And that’s the heart of the issue. No evidence has ever been found to support allegations that Huawei has participated in subterfuge. And the allegations have been investigated. A lot.
Who’re The Five Eyes?
The Five Eyes are an intelligence alliance, made up of the US, the UK, Canada, Australia and New Zealand. And even they are split on the matter. The US is attempting to strong-arm the others into boycotting the Chinese firm.
Who has actually banned Huawei?
First up, the USA. On 15th May 2019, President Donald Trump issued a national security order which effectively banned US companies from using telecoms equipment which poses an ‘unacceptable risk to the national security of the United States’. No names were mentioned – however later that day, the Commerce Department announced Huawei had been one of the companies added to its ‘Entity List’, forbidding US companies from conducting business with it without a government waiver.
But the story is ever changing. Just yesterday US Commerce Secretary Wilbur Ross made an announcement during a department conference that US companies who want to supply Huawei will be allowed to be apply for a licence to do so but that licences will only be granted if, as TechCrunch reported, “they can demonstrate that the technology they sell to Huawei will not put national security at risk.” In practice, the company remains blacklisted.
So that’s why people with Huawei phones can’t use their apps?
Pretty much. Google, as a US-based company, cannot provide goods and services to Huawei, and so in May announced that they would be blocking Huawei’s access to the Android software that it needs to run.
OK, anyone else?
Yes, then there’s Australia. They banned mobile carriers from using Huawei to build 5G networks last August. In a statement, the Government explained how telecom operators had traditionally separated network equipment into two networks: ‘core’ and ‘edge’. The former deals with the most sensitive functions, like authentication and billing, whilst the latter deals with the equipment capturing radio signals (like antennae) enabling user products – e.g. handsets – to wirelessly connect to the core.
Historically, there was a clear divide between the two. With 5G, they will move closer together – or so the Australian government allege. They say this poses a security risk, providing opportunity ‘to circumvent traditional security controls by exploiting equipment in the edge of the network’. In a carefully worded conclusion, they surmised that the involvement of ‘vendors who are likely to be subject to extrajudicial directions from a foreign government’ – no names mentioned, of course – conflict with Australian law and could prevent the proper protection of a 5G network.
New Zealand is still assessing the risks posed by Huawei, and have banned networks from using it until they reach a decision. And Canada has yet to decide one way or the other.
And the UK?
The UK doesn’t agree with a ban. Whilst the general consensus is ‘no’ to using Huawei for core networks – and government ones too – some experts believe there is only small risk in using its radio access network equipment.

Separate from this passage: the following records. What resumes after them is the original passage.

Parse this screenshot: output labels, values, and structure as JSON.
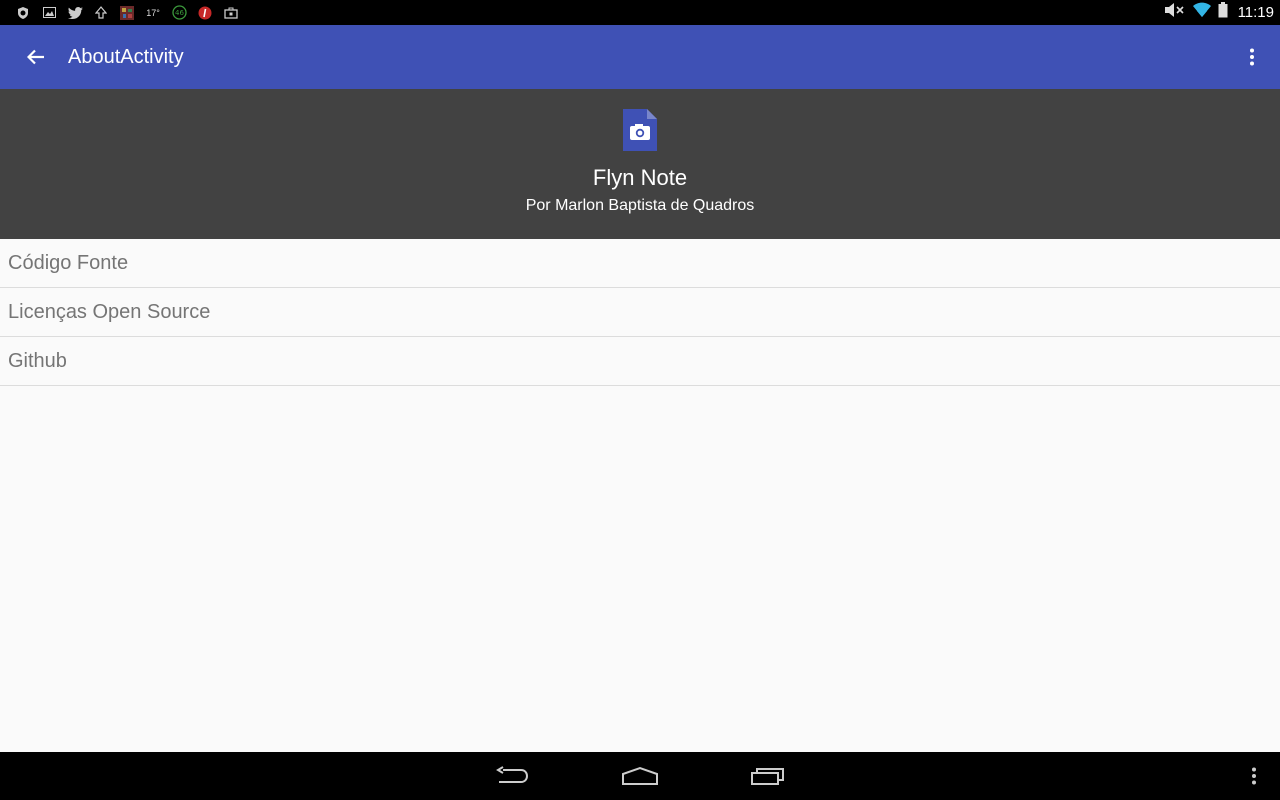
{
  "status_bar": {
    "temperature": "17°",
    "notification_icons": [
      "shield-icon",
      "image-icon",
      "twitter-icon",
      "upload-icon",
      "game-icon",
      "badge-46-icon",
      "flipboard-icon",
      "briefcase-icon"
    ],
    "badge_number": "46",
    "time": "11:19"
  },
  "app_bar": {
    "title": "AboutActivity",
    "color": "#3f51b5"
  },
  "header": {
    "app_name": "Flyn Note",
    "author": "Por Marlon Baptista de Quadros",
    "background": "#424242"
  },
  "list": {
    "items": [
      {
        "label": "Código Fonte"
      },
      {
        "label": "Licenças Open Source"
      },
      {
        "label": "Github"
      }
    ]
  }
}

Why would we take any risk at all?
Well, there aren’t many companies selling the type of gear required to facilitate 5G. Other than Huawei, the main contenders are Ericsson and Nokia. Since the safest networks are built using multiple suppliers – to prevent one ‘vendor-specific vulnerability’ bringing down the entire network – by shunning Huawei, you are reducing your supplier list and arguably making the resulting network less dependable and robust anyway. Huawei’s equipment is also considered of better quality than that of its rivals, plus it’s cheaper.

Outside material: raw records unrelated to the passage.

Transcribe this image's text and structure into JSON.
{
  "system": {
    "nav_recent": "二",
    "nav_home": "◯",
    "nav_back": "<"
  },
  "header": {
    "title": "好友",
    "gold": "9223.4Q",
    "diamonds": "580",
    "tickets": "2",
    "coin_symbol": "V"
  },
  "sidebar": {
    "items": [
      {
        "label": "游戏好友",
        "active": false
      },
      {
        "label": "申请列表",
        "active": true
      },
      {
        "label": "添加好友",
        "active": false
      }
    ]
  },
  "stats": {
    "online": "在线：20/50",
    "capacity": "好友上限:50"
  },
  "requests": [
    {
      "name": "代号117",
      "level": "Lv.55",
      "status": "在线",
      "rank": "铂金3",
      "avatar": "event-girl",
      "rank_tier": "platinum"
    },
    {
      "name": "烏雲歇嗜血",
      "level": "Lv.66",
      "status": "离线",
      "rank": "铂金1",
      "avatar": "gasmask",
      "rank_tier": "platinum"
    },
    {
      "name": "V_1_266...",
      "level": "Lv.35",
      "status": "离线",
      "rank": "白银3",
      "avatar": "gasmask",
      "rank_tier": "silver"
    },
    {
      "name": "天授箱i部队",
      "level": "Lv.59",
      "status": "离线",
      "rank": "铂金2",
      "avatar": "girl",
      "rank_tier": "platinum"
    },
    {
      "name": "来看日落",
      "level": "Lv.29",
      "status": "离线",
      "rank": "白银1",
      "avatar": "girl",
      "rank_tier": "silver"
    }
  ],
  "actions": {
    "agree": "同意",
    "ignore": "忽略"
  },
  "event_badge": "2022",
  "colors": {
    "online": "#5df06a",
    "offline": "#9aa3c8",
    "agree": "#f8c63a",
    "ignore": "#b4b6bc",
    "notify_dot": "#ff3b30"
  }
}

Beyond that, experts argue there is no need for the boundaries between core and edge networks to blur, as long as they are upheld by mobile networks. Plus, cyber attacks have historically occurred on account of flaws in software coding, which come down to plain, old human error and could affect any telecoms company.

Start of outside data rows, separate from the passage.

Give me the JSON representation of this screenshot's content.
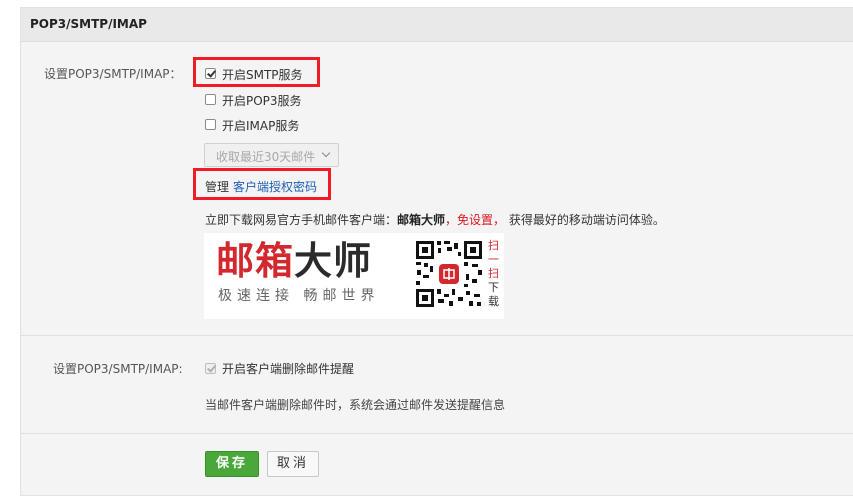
{
  "header": {
    "title": "POP3/SMTP/IMAP"
  },
  "section1": {
    "label": "设置POP3/SMTP/IMAP：",
    "options": [
      {
        "label": "开启SMTP服务",
        "checked": true
      },
      {
        "label": "开启POP3服务",
        "checked": false
      },
      {
        "label": "开启IMAP服务",
        "checked": false
      }
    ],
    "fetch_select": {
      "value": "收取最近30天邮件"
    },
    "manage": {
      "prefix": "管理",
      "link": "客户端授权密码"
    },
    "promo": {
      "text_before": "立即下载网易官方手机邮件客户端：",
      "app_name": "邮箱大师",
      "highlight": "，免设置，",
      "text_after": " 获得最好的移动端访问体验。"
    },
    "ad": {
      "title_red": "邮箱",
      "title_black": "大师",
      "slogan": "极速连接  畅邮世界",
      "qr_text": [
        "扫",
        "一",
        "扫",
        "下",
        "载"
      ]
    }
  },
  "section2": {
    "label": "设置POP3/SMTP/IMAP:",
    "option": {
      "label": "开启客户端删除邮件提醒",
      "checked": true,
      "disabled": true
    },
    "description": "当邮件客户端删除邮件时，系统会通过邮件发送提醒信息"
  },
  "actions": {
    "save": "保存",
    "cancel": "取消"
  },
  "colors": {
    "highlight_box": "#ee1c25",
    "link": "#1d5fb6",
    "save_button": "#4aa83a"
  }
}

I thought the UK had already agreed Huawei will be used to facilitate 5G networks?
Where did you hear that?
A little bird told us…
Oh. You mean that National Security Council leak. The one blamed on former defence secretary Gavin Williamson – better known as The Man Who Once Told Russia To ‘Go Away And Shut Up’. He was sacked. And regarding the UK’s decision, nothing has been finalised.
So basically, no one agrees?
Exactly. And this lack of consensus has created friction between the Eyes. “It would be very difficult for the United States to share information the way that we have in the past if we are having to rely on unsecured networks,” US State Department’s Ambassador Robert Strayer told the BBC.
And what’s all that stuff about the CFO getting arrested? Seems dodgy…
Yeah, it does a bit. Meng Wanzhou, Ren Zhengfei’s eldest daughter, is Huawei’s CFO. She was arrested in Canada in December last year, on the request of the US government, for allegedly violating US trade sanctions on Iran.
She is charged with committing, and conspiring to commit, bank and wire fraud. She is accused of misleading banks between 2009 and 2014 over Huawei’s relationship with Skycom – a purported ‘unofficial subsidiary’ of Huawei, conducting business in Iran – in order to acquire their services.
She is currently under house arrest, battling extradition to the US. Her hearing has been set for 20th January 2020.
So what is Huawei doing to make itself look less, well, dodgy?
Huawei says they are very transparent. In 2010, they even set up an office in Oxfordshire specifically tasked with looking into security risks their own company may pose to the UK. It’s called the Huawei Cyber Security Evaluation Centre.
Isn’t it known as ‘The Cell’?
A bit Hollywood sci-fi, but yes. The work conducted in it is overseen by GCHQ, the Cabinet Office and the Home Office, which should make its findings pretty trustworthy. Only their staff are partially made up of Huawei employees, which some say presents a conflict of interest.
To keep it in check, The Cell’s operation is annually assessed by an Oversight Board. Their most recent audit found the organisation’s ability to operate independently of Huawei HQ produced no ‘high or medium priority findings’.
It also stated ‘significant technical issues’ had been identified in Huawei’s engineering processes. Whilst it emphasised it didn’t believe these were on account of Chinese state interference – saying instead they were the result of bad engineering and ‘cybersecurity hygiene’, which can be managed – the annual report concluded only ‘limited assurance’ could be provided that all risks posed to the UK’s national security, on account of Huawei’s involvement in its ‘critical networks’, could be ‘sufficiently mitigated long-term’.
What’s The Cell like?
Can’t get passed that Hollywood image? Sorry to disappoint but it’s just a ‘humdrum office block’ according to this report – though, one where visitors have to leave their phones at the door on arrival.
Ok, well, what about that new Huawei campus in China? Isn’t that a theme park?!
No. But it is kind of extraordinary. Huawei’s HQ in the southeastern Chinese region of Shenzhen has recently been expanded to include an outer city campus, which is made up of a number of replica European cities. Paris and Verona in China? Sure.
Home to 30,000 employees, the campus consists of buildings designed in European style. Why? Apparently, Huawei founder Ren Zhengfei is a fan of classical architecture.
So, in summary, what’s going to happen?
Hard to say. It’s possible Britain will use Huawei gear for parts of its edge networks – but it’s just as possible it won’t. The US could do a u‑turn on Huawei entirely, in order to negotiate a better trade deal with China – that’s a possibility, too.
As President Trump confusingly said at a press conference in May: “Huawei is something that’s very dangerous. You look at what they’ve done from a security standpoint, from a military standpoint, it’s very dangerous. So, it’s possible that Huawei even would be included in some kind of a trade deal. If we made a deal, I could imagine Huawei being possibly included in some form, some part of a trade deal.”
With this particular US President, anything is possible. Best sit tight and watch this space.